Long hesitant to cross the threshold into the digital world, luxury brands have since integrated the Internet into their communication, marketing, and sales strat-egies. They are now launching advertising campaigns online, buying keywords on Google, creating event-focused mini-sites, developing iPhone applications, exploring opportunities offered by augmented reality, interacting with tens of thousands of fans on Facebook, and even opening online boutiques. From Moscow to Tokyo, passing by Shanghai, New York, and Paris, aficionados of exceptional products are ready to exercise their purchasing power on the Internet. There is definitely a market in cyber space, and online sales are going crazy. Louis Vuitton handbags can be bought like the latest Britney Spears album—with a mere click of the mouse.
Yet, a number of existential questions lurk in the minds of some luxury brand managers. Does being online denature the industry’s codes by trying to reinvent them in an invisible universe where the welcome is neither exclusive nor personalized, where leather has no smell, where products cannot be touched or tried on before being bought?
Just type the name of a luxury brand into Google, and you will get an understanding of the scale of the challenges facing a luxury brand on the web today—counterfeit items, low-end ads, heavily discounted products, among others. In cyber space, we are light years away from the prestige universe that luxury brands have taken so many years to construct.
In 2009, more than five hundred million searches for twenty-five watch brands were carried out by Internet users in the ten key export markets of the Swiss watch industry (source: WorldWatchReport 2010, an IC-Agency study). By clicking on their search results, how many web surfers looking for exceptional products will land on low-end sites where the presentation of the products is not well done or where the buying experience leaves a lot to be desired.
On the Internet, luxury brands are confronted with an environment that they must learn to control in order to be able to properly position themselves vis-à-vis these new types of players. For example, doesn’t a luxury brand endanger its image by letting its products appear at discounted prices on any given site? Doesn’t it imperil its credibility by letting some of its distributors sell its stock on auction sites such as eBay?
On April 20, 2010, the European Commission implicitly recognized the special nature of the sale of luxury products when it adopted new laws regarding competition related to the distribution of goods and services. The result of intense lobbying on the part of the luxury industry, these rules authorize goods and services companies to distribute their products only to retailers who have bricks-and-mortar stores where consumers can touch and try the items before buying.

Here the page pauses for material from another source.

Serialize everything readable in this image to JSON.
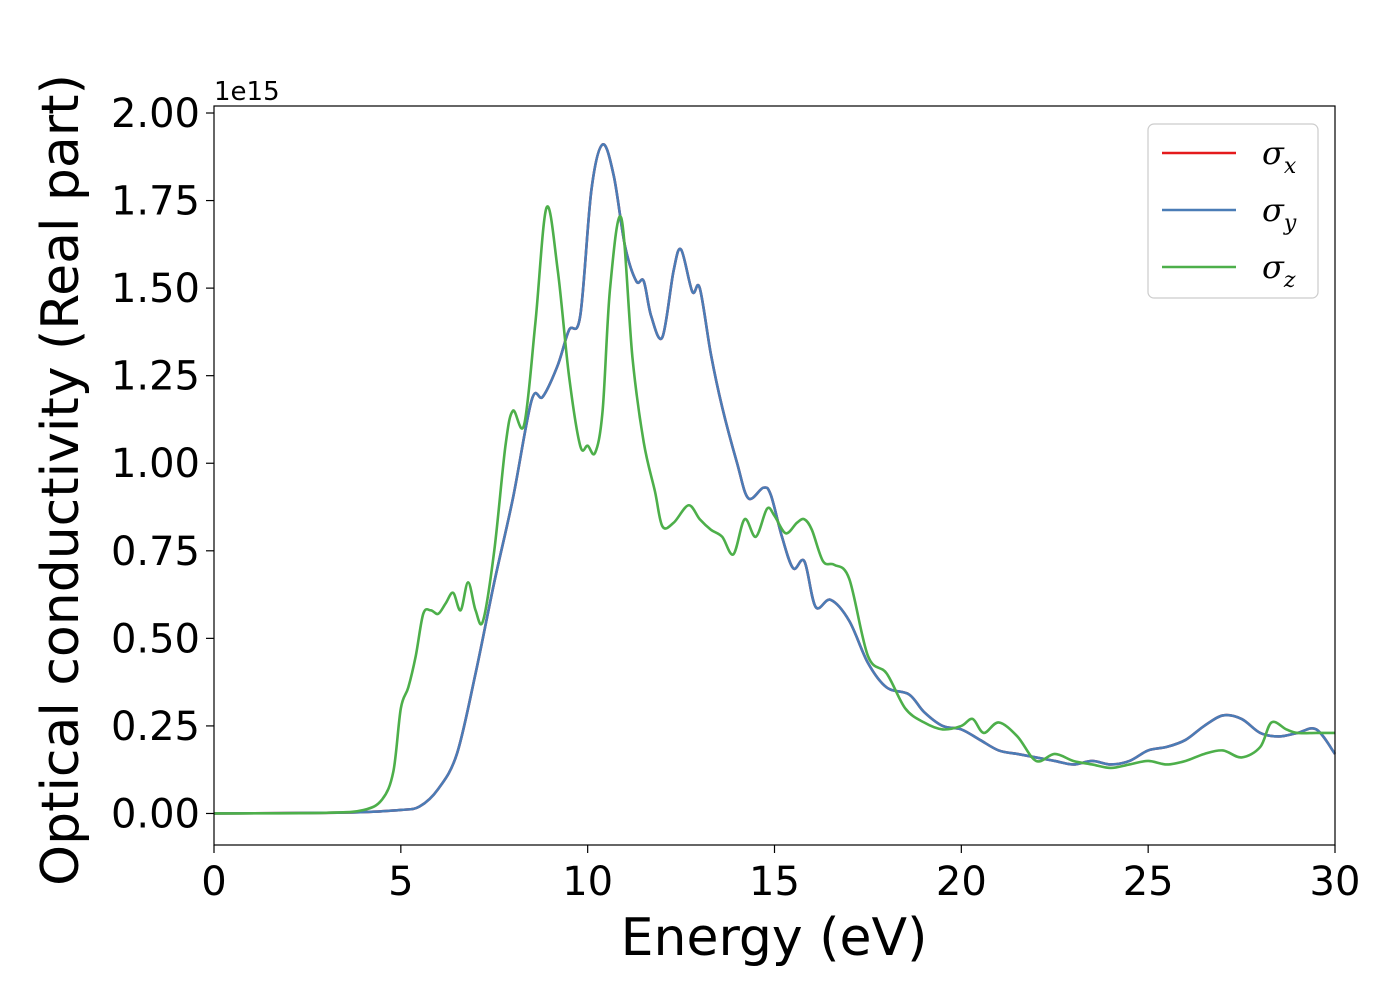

The imposition of such conditions on their resellers should allow luxury brands to better control the sales of their products via the Internet. The regulation adopted by the European Commission—which entered into law on June 1, 2010 and will be applicable for the next twelve years—does not, however, give brands total freedom in the organization of their distribution network. It sanctions online sales and places the Internet on the same equal footing with other distribution channels. Thus, a supplier of goods and services is not permitted to limit the quantities sold on the Internet or to raise prices for products intended for online sales. From the time a supplier brings a distributor into its sales network, it cannot stop him from selling online. At the most, it can demand its distributors to use a site that meets certain pre-established standards.
Geographical restrictions linked to e-commerce are also regulated by the European Commission. A supplier may not require its distributors to automatically “re-route” its online clients to another site or to refuse a transaction if the credit card information of the client shows an address outside of the geographical area served by the distributor. In other words, the distributor remains free to sell to those clients who contact him by their own initiative (passive sale). Nevertheless, a distributor does not necessarily have the liberty to deliberately search for clients (active sale) that have been exclusively attributed to another distributor.
This law comes into effect at a time when more and more luxury brands are opening their own e-commerce channels, as shown by such watch brands as Rado, Longines, Bell & Ross, Cartier, and even Hermès. Very recently, the Richemont group announced the acquisition of Net-à-Porter, a British website selling luxury products online, which generated a turnover of approximately $122 million last year. Other prestigious watch brands will soon launch their own e-commerce sites, thus confirming the inevitable nature of online sales of luxury products.
The context of the new regulations implies strategic stakes for brands that will have to manage the digitalization of a part of their distribution network without absorbing the existing channels. On one hand, they must guarantee the profitability of their own e-commerce investments, while on the other hand, they must adapt their distribution agreements in order to include conditions authorizing intermediaries to sell online. Once these contracts are negotiated, it will be necessary to work with resellers and retailers in order to ensure that they offer their clients a buying experience and after-sales service that are of irreproachable quality.
Luxury brands have the means necessary to successfully negotiate the e-commerce bend and to create buying experiences that represent their philosophy on and offline. It is incumbent upon them to create a value chain between themselves and the final consumer and to offer these clients the luxury of interacting with the brand’s universe when they want, where they want, from any computer, anywhere in the world.